On Tuesday, we split into two teams to meet with the Rwanda Cooperative Agency (RCA) and Rwanda Agricultural Development Agency (RADA). Both teams had the opportunity to speak with the Director General of each agency. Mariana, Justin L., Israel and I learned about the RCA’s role to promote, register and regulate cooperatives. We also had the opportunity to hear about RCA’s savings and credit cooperative organizations, which were developed to help ease vulnerable people from low level savings to more organized financial institutions. Justin W., Rob, Ahmad and Adam learned about the challenges that RADA is addressing throughout the agricultural industry, such as population growth and land mass.

Tuesday afternoon we visited the Genocide Museum in Kigali. It was another heart-wrenching yet thought-provoking experience. The museum was even more of an education in the history of genocide around the world, and inspired a lot more thought on the topic. Seeing the photos of children killed during the terrifying days, and looking at the last mementos of lost family members really hit home. The thought that these were some of the only memories people had of their family put the team into a somber mood. Feelings brightened later as we went out to the best Indian restaurant in Kigali, Khana Khazana. We gorged ourselves on delicious naan and curries, while Justin W. struggled to avoid any spiciness approaching his tongue, and Mariana and Justin L. celebrated the extreme spiciness of some of the dishes.
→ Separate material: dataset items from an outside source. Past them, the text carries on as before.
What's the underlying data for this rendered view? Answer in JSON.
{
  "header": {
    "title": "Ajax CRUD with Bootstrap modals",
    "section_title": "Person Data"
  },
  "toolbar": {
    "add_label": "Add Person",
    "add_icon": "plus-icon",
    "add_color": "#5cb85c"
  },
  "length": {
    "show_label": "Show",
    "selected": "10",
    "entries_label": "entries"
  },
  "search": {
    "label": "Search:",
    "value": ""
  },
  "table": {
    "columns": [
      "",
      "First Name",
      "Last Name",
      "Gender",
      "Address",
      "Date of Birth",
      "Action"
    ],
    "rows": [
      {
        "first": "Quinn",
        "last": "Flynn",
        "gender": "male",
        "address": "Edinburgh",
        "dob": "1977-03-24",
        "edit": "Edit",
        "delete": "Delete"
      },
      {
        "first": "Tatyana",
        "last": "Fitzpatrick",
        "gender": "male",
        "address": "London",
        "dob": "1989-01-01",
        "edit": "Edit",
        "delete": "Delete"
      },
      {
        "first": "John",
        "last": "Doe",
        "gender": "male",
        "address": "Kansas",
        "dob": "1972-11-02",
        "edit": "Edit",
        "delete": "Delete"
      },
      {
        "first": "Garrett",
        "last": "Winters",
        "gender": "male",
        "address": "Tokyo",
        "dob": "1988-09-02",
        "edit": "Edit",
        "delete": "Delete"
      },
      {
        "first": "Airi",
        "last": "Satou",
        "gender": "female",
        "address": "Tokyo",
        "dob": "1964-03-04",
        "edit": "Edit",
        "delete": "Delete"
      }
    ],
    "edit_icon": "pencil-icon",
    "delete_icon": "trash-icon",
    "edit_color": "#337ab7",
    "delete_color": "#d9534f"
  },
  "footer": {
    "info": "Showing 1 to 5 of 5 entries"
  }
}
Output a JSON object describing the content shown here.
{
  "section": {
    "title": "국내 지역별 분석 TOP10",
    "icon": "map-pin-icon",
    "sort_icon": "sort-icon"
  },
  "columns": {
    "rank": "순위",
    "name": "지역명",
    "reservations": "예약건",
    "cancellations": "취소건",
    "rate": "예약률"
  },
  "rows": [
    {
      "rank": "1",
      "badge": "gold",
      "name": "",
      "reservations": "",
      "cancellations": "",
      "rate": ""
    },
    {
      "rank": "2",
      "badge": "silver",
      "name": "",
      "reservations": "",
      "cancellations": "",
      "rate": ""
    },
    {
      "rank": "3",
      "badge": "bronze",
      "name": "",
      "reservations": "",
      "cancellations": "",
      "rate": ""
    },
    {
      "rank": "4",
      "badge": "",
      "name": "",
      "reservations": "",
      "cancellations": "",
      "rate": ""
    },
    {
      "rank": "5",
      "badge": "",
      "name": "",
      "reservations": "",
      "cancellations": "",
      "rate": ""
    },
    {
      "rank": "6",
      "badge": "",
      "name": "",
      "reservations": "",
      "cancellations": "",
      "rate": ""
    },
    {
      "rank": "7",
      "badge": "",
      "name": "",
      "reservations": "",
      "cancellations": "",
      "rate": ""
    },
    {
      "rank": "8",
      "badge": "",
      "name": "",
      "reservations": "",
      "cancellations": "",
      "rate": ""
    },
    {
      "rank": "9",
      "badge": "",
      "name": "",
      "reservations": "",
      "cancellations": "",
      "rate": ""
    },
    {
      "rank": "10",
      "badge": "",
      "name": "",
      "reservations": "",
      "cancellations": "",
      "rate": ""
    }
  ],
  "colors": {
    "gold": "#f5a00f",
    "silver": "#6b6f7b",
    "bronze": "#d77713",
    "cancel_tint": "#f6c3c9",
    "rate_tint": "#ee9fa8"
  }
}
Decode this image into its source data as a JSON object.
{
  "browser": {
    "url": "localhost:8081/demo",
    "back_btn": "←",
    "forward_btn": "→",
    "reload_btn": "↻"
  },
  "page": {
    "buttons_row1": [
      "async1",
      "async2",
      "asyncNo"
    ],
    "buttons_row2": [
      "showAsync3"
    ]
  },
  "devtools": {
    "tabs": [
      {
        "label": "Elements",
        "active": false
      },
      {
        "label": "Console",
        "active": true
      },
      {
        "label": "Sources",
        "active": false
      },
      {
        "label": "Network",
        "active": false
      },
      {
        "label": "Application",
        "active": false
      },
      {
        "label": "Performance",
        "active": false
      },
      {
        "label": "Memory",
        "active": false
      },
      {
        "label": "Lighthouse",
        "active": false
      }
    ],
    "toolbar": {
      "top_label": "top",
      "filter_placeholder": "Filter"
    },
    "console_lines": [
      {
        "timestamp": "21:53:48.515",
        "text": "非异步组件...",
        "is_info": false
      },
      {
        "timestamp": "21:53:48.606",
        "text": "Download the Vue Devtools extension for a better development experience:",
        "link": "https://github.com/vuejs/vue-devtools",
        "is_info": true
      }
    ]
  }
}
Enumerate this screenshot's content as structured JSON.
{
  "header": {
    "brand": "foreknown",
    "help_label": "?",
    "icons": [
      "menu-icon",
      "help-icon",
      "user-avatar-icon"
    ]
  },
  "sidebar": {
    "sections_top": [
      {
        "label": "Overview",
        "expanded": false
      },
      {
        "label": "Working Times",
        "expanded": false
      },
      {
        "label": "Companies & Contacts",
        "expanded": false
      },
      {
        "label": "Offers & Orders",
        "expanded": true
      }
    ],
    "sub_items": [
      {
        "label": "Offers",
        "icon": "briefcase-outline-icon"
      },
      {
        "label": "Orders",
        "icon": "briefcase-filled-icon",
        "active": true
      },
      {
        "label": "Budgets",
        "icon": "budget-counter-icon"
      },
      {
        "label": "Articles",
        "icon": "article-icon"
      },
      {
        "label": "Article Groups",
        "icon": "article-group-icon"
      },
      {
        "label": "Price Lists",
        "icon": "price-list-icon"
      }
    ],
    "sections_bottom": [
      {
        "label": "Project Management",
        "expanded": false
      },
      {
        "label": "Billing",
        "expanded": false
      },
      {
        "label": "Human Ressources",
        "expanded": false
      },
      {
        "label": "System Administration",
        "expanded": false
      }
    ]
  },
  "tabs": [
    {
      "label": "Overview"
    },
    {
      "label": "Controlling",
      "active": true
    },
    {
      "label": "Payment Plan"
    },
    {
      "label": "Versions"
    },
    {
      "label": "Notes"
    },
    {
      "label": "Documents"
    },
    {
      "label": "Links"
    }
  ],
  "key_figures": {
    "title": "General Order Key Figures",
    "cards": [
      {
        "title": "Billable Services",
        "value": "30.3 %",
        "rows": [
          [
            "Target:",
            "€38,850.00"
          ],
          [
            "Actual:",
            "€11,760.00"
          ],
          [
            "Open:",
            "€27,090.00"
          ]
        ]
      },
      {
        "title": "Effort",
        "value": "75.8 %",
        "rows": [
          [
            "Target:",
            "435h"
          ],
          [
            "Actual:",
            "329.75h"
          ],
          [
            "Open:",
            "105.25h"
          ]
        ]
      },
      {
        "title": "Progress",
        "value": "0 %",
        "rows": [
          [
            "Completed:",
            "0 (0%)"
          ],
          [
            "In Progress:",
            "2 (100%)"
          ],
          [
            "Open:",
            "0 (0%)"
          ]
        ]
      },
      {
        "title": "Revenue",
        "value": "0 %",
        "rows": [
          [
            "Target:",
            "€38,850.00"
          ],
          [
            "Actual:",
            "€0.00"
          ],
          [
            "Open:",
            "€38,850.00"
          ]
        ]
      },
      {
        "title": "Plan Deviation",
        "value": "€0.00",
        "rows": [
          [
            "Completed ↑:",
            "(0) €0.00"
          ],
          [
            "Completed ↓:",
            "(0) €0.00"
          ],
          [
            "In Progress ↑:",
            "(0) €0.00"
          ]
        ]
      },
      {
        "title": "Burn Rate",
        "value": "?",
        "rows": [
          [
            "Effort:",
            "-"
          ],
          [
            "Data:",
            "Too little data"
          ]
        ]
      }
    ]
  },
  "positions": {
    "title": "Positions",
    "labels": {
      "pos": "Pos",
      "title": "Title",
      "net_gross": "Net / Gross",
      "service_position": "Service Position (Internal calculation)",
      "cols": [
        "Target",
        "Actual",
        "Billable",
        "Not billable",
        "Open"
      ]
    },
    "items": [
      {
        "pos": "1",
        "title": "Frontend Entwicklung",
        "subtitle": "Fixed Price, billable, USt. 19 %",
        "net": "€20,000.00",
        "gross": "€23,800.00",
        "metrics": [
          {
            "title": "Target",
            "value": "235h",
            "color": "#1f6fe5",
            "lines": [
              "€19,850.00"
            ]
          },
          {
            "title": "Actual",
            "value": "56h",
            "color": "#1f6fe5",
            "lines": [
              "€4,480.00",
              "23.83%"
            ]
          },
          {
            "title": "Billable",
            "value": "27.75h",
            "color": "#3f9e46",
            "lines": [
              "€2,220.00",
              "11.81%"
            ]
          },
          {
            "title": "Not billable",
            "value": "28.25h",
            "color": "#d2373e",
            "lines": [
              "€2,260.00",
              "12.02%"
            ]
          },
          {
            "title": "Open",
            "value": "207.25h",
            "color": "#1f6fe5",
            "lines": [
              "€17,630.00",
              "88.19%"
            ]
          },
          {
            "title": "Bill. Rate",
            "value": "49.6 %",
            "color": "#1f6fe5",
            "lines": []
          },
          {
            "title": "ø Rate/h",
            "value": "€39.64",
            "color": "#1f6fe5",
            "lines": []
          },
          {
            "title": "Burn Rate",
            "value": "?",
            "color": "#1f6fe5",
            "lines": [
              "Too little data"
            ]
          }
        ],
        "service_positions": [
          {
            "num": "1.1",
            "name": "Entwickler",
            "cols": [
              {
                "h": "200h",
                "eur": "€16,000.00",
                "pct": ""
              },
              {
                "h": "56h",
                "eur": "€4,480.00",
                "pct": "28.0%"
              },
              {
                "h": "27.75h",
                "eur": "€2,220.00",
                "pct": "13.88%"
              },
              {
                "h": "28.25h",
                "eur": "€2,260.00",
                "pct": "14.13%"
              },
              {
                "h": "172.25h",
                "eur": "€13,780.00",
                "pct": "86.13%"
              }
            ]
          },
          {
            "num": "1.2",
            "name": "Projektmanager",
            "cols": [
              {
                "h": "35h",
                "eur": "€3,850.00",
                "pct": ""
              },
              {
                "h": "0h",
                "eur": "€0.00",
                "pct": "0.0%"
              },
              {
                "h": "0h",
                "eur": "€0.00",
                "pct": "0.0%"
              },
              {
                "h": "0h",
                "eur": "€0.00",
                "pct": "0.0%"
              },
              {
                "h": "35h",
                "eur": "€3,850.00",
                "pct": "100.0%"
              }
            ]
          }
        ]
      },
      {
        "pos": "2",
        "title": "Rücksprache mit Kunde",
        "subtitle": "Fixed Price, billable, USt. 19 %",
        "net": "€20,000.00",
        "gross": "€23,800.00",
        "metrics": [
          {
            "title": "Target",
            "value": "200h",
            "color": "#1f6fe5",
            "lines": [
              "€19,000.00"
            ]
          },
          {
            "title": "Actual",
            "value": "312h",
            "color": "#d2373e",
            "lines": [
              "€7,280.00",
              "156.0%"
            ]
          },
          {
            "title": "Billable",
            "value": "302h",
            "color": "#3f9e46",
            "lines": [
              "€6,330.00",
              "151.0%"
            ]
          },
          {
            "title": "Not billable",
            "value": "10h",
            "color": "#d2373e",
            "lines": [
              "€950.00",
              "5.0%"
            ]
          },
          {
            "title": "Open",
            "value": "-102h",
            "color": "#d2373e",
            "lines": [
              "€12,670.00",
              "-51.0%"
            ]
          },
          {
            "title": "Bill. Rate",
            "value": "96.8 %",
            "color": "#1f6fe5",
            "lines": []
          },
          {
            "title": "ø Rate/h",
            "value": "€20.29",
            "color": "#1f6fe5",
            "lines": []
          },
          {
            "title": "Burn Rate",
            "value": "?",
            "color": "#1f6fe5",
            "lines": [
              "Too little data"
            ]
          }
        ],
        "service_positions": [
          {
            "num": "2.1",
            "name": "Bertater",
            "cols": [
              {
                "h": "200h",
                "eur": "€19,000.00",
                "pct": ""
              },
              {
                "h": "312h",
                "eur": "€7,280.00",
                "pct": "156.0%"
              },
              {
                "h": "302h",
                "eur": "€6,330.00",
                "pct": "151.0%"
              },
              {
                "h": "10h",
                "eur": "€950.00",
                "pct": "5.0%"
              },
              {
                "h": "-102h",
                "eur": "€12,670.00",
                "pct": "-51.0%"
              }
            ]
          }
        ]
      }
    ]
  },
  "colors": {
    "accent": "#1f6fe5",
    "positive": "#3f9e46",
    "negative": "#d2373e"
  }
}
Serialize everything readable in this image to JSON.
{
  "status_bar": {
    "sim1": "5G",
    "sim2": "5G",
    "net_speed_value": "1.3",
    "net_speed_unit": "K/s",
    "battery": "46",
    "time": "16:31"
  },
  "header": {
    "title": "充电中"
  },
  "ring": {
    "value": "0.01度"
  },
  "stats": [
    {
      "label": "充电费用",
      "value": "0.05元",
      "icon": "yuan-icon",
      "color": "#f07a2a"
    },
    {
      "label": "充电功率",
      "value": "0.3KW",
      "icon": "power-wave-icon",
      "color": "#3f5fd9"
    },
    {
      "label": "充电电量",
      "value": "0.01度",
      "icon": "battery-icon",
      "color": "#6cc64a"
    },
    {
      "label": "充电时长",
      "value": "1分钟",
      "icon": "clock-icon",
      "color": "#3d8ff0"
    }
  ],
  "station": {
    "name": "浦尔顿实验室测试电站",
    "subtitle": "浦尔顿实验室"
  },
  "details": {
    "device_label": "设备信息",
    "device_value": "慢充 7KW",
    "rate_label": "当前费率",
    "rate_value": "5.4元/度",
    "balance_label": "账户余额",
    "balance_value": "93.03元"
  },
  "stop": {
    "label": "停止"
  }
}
After concluding our field visits with government agencies yesterday, we spent this morning exploring the various artisan shops in Kigali. It only took the guys about five minutes, while Mariana and I marveled for quite a bit longer. But, in the afternoon we got down to business. We look forward to presenting to our partners at CRS/Rwanda tomorrow and reuniting with our family and friends in a few days!